From 455 pounds to a cycling enthusiast, the Olney man enjoys the post-bariatric life
Often people have misconceptions about what life will be like afterwards.
Leonard Rhett, 56, says he is delighted with what he calls his “second life”.
Weight control was easy for Leonard.
“I played baseball and football in high school. I played semi-pro baseball for a while,” he recalled.
But in adulthood, work and family obligations contribute.
“You don’t realize you’ve gained 150 or, you know, 200 pounds,” he notes.
“And then before you know it, you look like — Who’s that guy in the mirror? I don’t recognize him,” Leonard said.
“You get to the point where food becomes therapy,” he adds.
By the time he hit 455 pounds, Leonard struggled every day.
“It would be so hard to get out of bed, I was waking my wife up at 3am because that’s when I got up to go to work,” he says.
“I’m a trucker. And it got to the point where getting to work sites, balance became an issue. I fell 3 times over a 4-year period, and lost a lot of time on the job” , he recalls.
The straw that broke the camel’s back came on a trip to Florida when Leonard couldn’t fit in the airplane seat and couldn’t ride amusement park rides with his 7 year old son.
“It’s one of those things that really kind of tears you apart because he won’t be 7 anymore,” he says.
“That’s when I said, I can’t go on living my life this way. Something has to change,” he recalled.
Dr. Tatyan Clarke, bariatric surgeon at Temple Health, says there are many misconceptions about bariatric surgery.
“That they will only eat diet foods for the rest of their lives,” says Dr. Clarke.
“That they won’t be able to participate in some of these social food experiments that we have,” she adds.
In fact, Dr.

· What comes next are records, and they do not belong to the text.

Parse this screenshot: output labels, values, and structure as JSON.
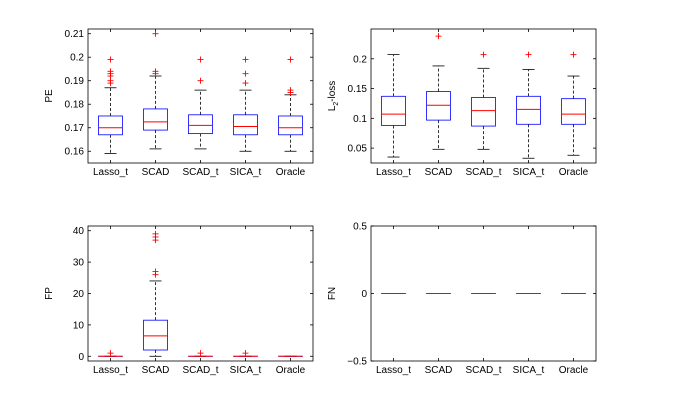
{
  "colors": {
    "box": "#0000ff",
    "median": "#ff0000",
    "whisker": "#000000",
    "outlier": "#ff0000",
    "axis": "#000000"
  },
  "chart_data": [
    {
      "type": "boxplot",
      "ylabel": "PE",
      "ylim": [
        0.155,
        0.212
      ],
      "yticks": [
        0.16,
        0.17,
        0.18,
        0.19,
        0.2,
        0.21
      ],
      "ytick_labels": [
        "0.16",
        "0.17",
        "0.18",
        "0.19",
        "0.2",
        "0.21"
      ],
      "categories": [
        "Lasso_t",
        "SCAD",
        "SCAD_t",
        "SICA_t",
        "Oracle"
      ],
      "boxes": [
        {
          "lower_whisker": 0.159,
          "q1": 0.167,
          "median": 0.17,
          "q3": 0.175,
          "upper_whisker": 0.187,
          "outliers": [
            0.199,
            0.194,
            0.193,
            0.192,
            0.19,
            0.189
          ]
        },
        {
          "lower_whisker": 0.161,
          "q1": 0.169,
          "median": 0.1725,
          "q3": 0.178,
          "upper_whisker": 0.192,
          "outliers": [
            0.21,
            0.194,
            0.193
          ]
        },
        {
          "lower_whisker": 0.161,
          "q1": 0.1675,
          "median": 0.171,
          "q3": 0.1755,
          "upper_whisker": 0.186,
          "outliers": [
            0.199,
            0.19
          ]
        },
        {
          "lower_whisker": 0.16,
          "q1": 0.167,
          "median": 0.1705,
          "q3": 0.1755,
          "upper_whisker": 0.186,
          "outliers": [
            0.199,
            0.193,
            0.189
          ]
        },
        {
          "lower_whisker": 0.16,
          "q1": 0.167,
          "median": 0.17,
          "q3": 0.175,
          "upper_whisker": 0.184,
          "outliers": [
            0.199,
            0.186,
            0.185
          ]
        }
      ]
    },
    {
      "type": "boxplot",
      "ylabel": "L",
      "ylabel_sub": "2",
      "ylabel_suffix": "-loss",
      "ylim": [
        0.025,
        0.25
      ],
      "yticks": [
        0.05,
        0.1,
        0.15,
        0.2
      ],
      "ytick_labels": [
        "0.05",
        "0.1",
        "0.15",
        "0.2"
      ],
      "categories": [
        "Lasso_t",
        "SCAD",
        "SCAD_t",
        "SICA_t",
        "Oracle"
      ],
      "boxes": [
        {
          "lower_whisker": 0.035,
          "q1": 0.088,
          "median": 0.107,
          "q3": 0.137,
          "upper_whisker": 0.207,
          "outliers": []
        },
        {
          "lower_whisker": 0.048,
          "q1": 0.097,
          "median": 0.122,
          "q3": 0.145,
          "upper_whisker": 0.188,
          "outliers": [
            0.238
          ]
        },
        {
          "lower_whisker": 0.048,
          "q1": 0.087,
          "median": 0.113,
          "q3": 0.135,
          "upper_whisker": 0.184,
          "outliers": [
            0.207
          ]
        },
        {
          "lower_whisker": 0.033,
          "q1": 0.09,
          "median": 0.115,
          "q3": 0.137,
          "upper_whisker": 0.182,
          "outliers": [
            0.207
          ]
        },
        {
          "lower_whisker": 0.038,
          "q1": 0.09,
          "median": 0.107,
          "q3": 0.133,
          "upper_whisker": 0.171,
          "outliers": [
            0.207
          ]
        }
      ]
    },
    {
      "type": "boxplot",
      "ylabel": "FP",
      "ylim": [
        -1.5,
        41.5
      ],
      "yticks": [
        0,
        10,
        20,
        30,
        40
      ],
      "ytick_labels": [
        "0",
        "10",
        "20",
        "30",
        "40"
      ],
      "categories": [
        "Lasso_t",
        "SCAD",
        "SCAD_t",
        "SICA_t",
        "Oracle"
      ],
      "boxes": [
        {
          "lower_whisker": 0,
          "q1": 0,
          "median": 0,
          "q3": 0,
          "upper_whisker": 0,
          "outliers": [
            1
          ]
        },
        {
          "lower_whisker": 0,
          "q1": 2,
          "median": 6.5,
          "q3": 11.5,
          "upper_whisker": 24,
          "outliers": [
            39,
            38,
            37,
            27,
            26
          ]
        },
        {
          "lower_whisker": 0,
          "q1": 0,
          "median": 0,
          "q3": 0,
          "upper_whisker": 0,
          "outliers": [
            1
          ]
        },
        {
          "lower_whisker": 0,
          "q1": 0,
          "median": 0,
          "q3": 0,
          "upper_whisker": 0,
          "outliers": [
            1
          ]
        },
        {
          "lower_whisker": 0,
          "q1": 0,
          "median": 0,
          "q3": 0,
          "upper_whisker": 0,
          "outliers": []
        }
      ]
    },
    {
      "type": "boxplot",
      "ylabel": "FN",
      "ylim": [
        -0.5,
        0.5
      ],
      "yticks": [
        -0.5,
        0,
        0.5
      ],
      "ytick_labels": [
        "−0.5",
        "0",
        "0.5"
      ],
      "categories": [
        "Lasso_t",
        "SCAD",
        "SCAD_t",
        "SICA_t",
        "Oracle"
      ],
      "boxes": [
        {
          "lower_whisker": 0,
          "q1": 0,
          "median": 0,
          "q3": 0,
          "upper_whisker": 0,
          "outliers": []
        },
        {
          "lower_whisker": 0,
          "q1": 0,
          "median": 0,
          "q3": 0,
          "upper_whisker": 0,
          "outliers": []
        },
        {
          "lower_whisker": 0,
          "q1": 0,
          "median": 0,
          "q3": 0,
          "upper_whisker": 0,
          "outliers": []
        },
        {
          "lower_whisker": 0,
          "q1": 0,
          "median": 0,
          "q3": 0,
          "upper_whisker": 0,
          "outliers": []
        },
        {
          "lower_whisker": 0,
          "q1": 0,
          "median": 0,
          "q3": 0,
          "upper_whisker": 0,
          "outliers": []
        }
      ]
    }
  ]
}
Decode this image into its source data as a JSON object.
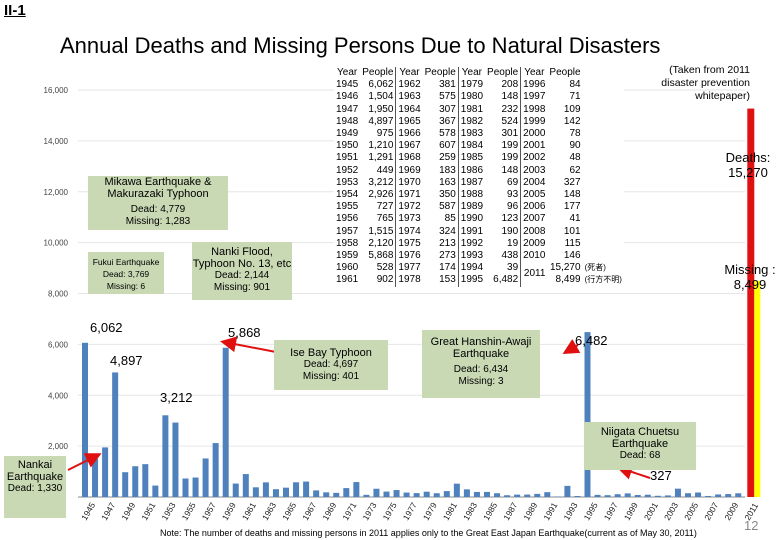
{
  "header": {
    "corner_label": "II-1",
    "title": "Annual Deaths and Missing Persons Due to Natural Disasters"
  },
  "chart_data": {
    "type": "bar",
    "title": "Annual Deaths and Missing Persons Due to Natural Disasters",
    "ylim": [
      0,
      16000
    ],
    "y_ticks": [
      "2,000",
      "4,000",
      "6,000",
      "8,000",
      "10,000",
      "12,000",
      "14,000",
      "16,000"
    ],
    "y_tick_values": [
      2000,
      4000,
      6000,
      8000,
      10000,
      12000,
      14000,
      16000
    ],
    "x_ticks": [
      "1945",
      "1947",
      "1949",
      "1951",
      "1953",
      "1955",
      "1957",
      "1959",
      "1961",
      "1963",
      "1965",
      "1967",
      "1969",
      "1971",
      "1973",
      "1975",
      "1977",
      "1979",
      "1981",
      "1983",
      "1985",
      "1987",
      "1989",
      "1991",
      "1993",
      "1995",
      "1997",
      "1999",
      "2001",
      "2003",
      "2005",
      "2007",
      "2009",
      "2011"
    ],
    "years": [
      1945,
      1946,
      1947,
      1948,
      1949,
      1950,
      1951,
      1952,
      1953,
      1954,
      1955,
      1956,
      1957,
      1958,
      1959,
      1960,
      1961,
      1962,
      1963,
      1964,
      1965,
      1966,
      1967,
      1968,
      1969,
      1970,
      1971,
      1972,
      1973,
      1974,
      1975,
      1976,
      1977,
      1978,
      1979,
      1980,
      1981,
      1982,
      1983,
      1984,
      1985,
      1986,
      1987,
      1988,
      1989,
      1990,
      1991,
      1992,
      1993,
      1994,
      1995,
      1996,
      1997,
      1998,
      1999,
      2000,
      2001,
      2002,
      2003,
      2004,
      2005,
      2006,
      2007,
      2008,
      2009,
      2010
    ],
    "values": [
      6062,
      1504,
      1950,
      4897,
      975,
      1210,
      1291,
      449,
      3212,
      2926,
      727,
      765,
      1515,
      2120,
      5868,
      528,
      902,
      381,
      575,
      307,
      367,
      578,
      607,
      259,
      183,
      163,
      350,
      587,
      85,
      324,
      213,
      273,
      174,
      153,
      208,
      148,
      232,
      524,
      301,
      199,
      199,
      148,
      69,
      93,
      96,
      123,
      190,
      19,
      438,
      39,
      6482,
      84,
      71,
      109,
      142,
      78,
      90,
      48,
      62,
      327,
      148,
      177,
      41,
      101,
      115,
      146
    ],
    "stacked_2011": {
      "year": 2011,
      "deaths": 15270,
      "missing": 8499,
      "deaths_color": "#e01010",
      "missing_color": "#ffff00"
    },
    "bar_color": "#4f81bd"
  },
  "table": {
    "headers": [
      "Year",
      "People",
      "Year",
      "People",
      "Year",
      "People",
      "Year",
      "People"
    ],
    "rows": [
      [
        "1945",
        "6,062",
        "1962",
        "381",
        "1979",
        "208",
        "1996",
        "84"
      ],
      [
        "1946",
        "1,504",
        "1963",
        "575",
        "1980",
        "148",
        "1997",
        "71"
      ],
      [
        "1947",
        "1,950",
        "1964",
        "307",
        "1981",
        "232",
        "1998",
        "109"
      ],
      [
        "1948",
        "4,897",
        "1965",
        "367",
        "1982",
        "524",
        "1999",
        "142"
      ],
      [
        "1949",
        "975",
        "1966",
        "578",
        "1983",
        "301",
        "2000",
        "78"
      ],
      [
        "1950",
        "1,210",
        "1967",
        "607",
        "1984",
        "199",
        "2001",
        "90"
      ],
      [
        "1951",
        "1,291",
        "1968",
        "259",
        "1985",
        "199",
        "2002",
        "48"
      ],
      [
        "1952",
        "449",
        "1969",
        "183",
        "1986",
        "148",
        "2003",
        "62"
      ],
      [
        "1953",
        "3,212",
        "1970",
        "163",
        "1987",
        "69",
        "2004",
        "327"
      ],
      [
        "1954",
        "2,926",
        "1971",
        "350",
        "1988",
        "93",
        "2005",
        "148"
      ],
      [
        "1955",
        "727",
        "1972",
        "587",
        "1989",
        "96",
        "2006",
        "177"
      ],
      [
        "1956",
        "765",
        "1973",
        "85",
        "1990",
        "123",
        "2007",
        "41"
      ],
      [
        "1957",
        "1,515",
        "1974",
        "324",
        "1991",
        "190",
        "2008",
        "101"
      ],
      [
        "1958",
        "2,120",
        "1975",
        "213",
        "1992",
        "19",
        "2009",
        "115"
      ],
      [
        "1959",
        "5,868",
        "1976",
        "273",
        "1993",
        "438",
        "2010",
        "146"
      ],
      [
        "1960",
        "528",
        "1977",
        "174",
        "1994",
        "39"
      ],
      [
        "1961",
        "902",
        "1978",
        "153",
        "1995",
        "6,482"
      ]
    ],
    "y2011": "2011",
    "v2011_deaths": "15,270",
    "v2011_missing": "8,499",
    "tag_deaths": "(死者)",
    "tag_missing": "(行方不明)"
  },
  "side_note": "(Taken from 2011 disaster prevention whitepaper)",
  "deaths_label": "Deaths: 15,270",
  "missing_label": "Missing : 8,499",
  "annotations": {
    "mikawa": {
      "title": "Mikawa Earthquake & Makurazaki Typhoon",
      "dead": "Dead: 4,779",
      "missing": "Missing: 1,283"
    },
    "fukui": {
      "title": "Fukui Earthquake",
      "dead": "Dead: 3,769",
      "missing": "Missing: 6"
    },
    "nanki": {
      "title": "Nanki Flood, Typhoon No. 13, etc",
      "dead": "Dead: 2,144",
      "missing": "Missing: 901"
    },
    "isebay": {
      "title": "Ise Bay Typhoon",
      "dead": "Dead: 4,697",
      "missing": "Missing: 401"
    },
    "hanshin": {
      "title": "Great Hanshin-Awaji Earthquake",
      "dead": "Dead: 6,434",
      "missing": "Missing: 3"
    },
    "niigata": {
      "title": "Niigata Chuetsu Earthquake",
      "dead": "Dead: 68"
    },
    "nankai": {
      "title": "Nankai Earthquake",
      "dead": "Dead: 1,330"
    }
  },
  "value_labels": {
    "v6062": "6,062",
    "v4897": "4,897",
    "v3212": "3,212",
    "v5868": "5,868",
    "v6482": "6,482",
    "v327": "327"
  },
  "note": "Note: The number of deaths and missing persons in 2011 applies only to the Great East Japan Earthquake(current as of May 30, 2011)",
  "page_number": "12"
}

Clarke says the goal is to teach patients to have a better relationship with food.
“To help you learn to eat so-called normal foods in the proportions and amounts that are actually conducive to a healthy weight over time.”
Temple nutritionists helped Leonard change his diet for nearly two years to get the final OKs for surgery, and the support from the entire team has been invaluable.
“They took all the anxiety out of the procedure and just allowed me to focus on what I needed to do.
“I lost 76 pounds before the surgery,” he says proudly.
Leonard also says his wife’s support meant the world.
“She changed her eating habits. She went vegan and that took all the temptation-type foods out of our house,” adding, “She’s a caterer. She stopped cooking things that would be tempting.”
Two years after the operation, and 205 pounds lighter, he loves his life, especially being able to do what he wants with his son.
“If he says, well, can we do this? And can we do that? I can actually say yes,” Leonard said with a big smile.
“Sunday we went kart racing, you know,” he says, noting that they’ve done it a few times.
“It’s fun to go to work because I’m not afraid of falling,” he adds.
He’s also an avid cyclist now, taking part in a children’s cancer fundraiser for the third year in a row.
“It’s a totally different life. I’m grateful to have this second life,” he says, determined “never to see the number 4 again in front of my weight.”
Dr Clarke says family support is an important key to success, and when a family member also changes their habits, it has ripple effects, improving the lives of the entire household.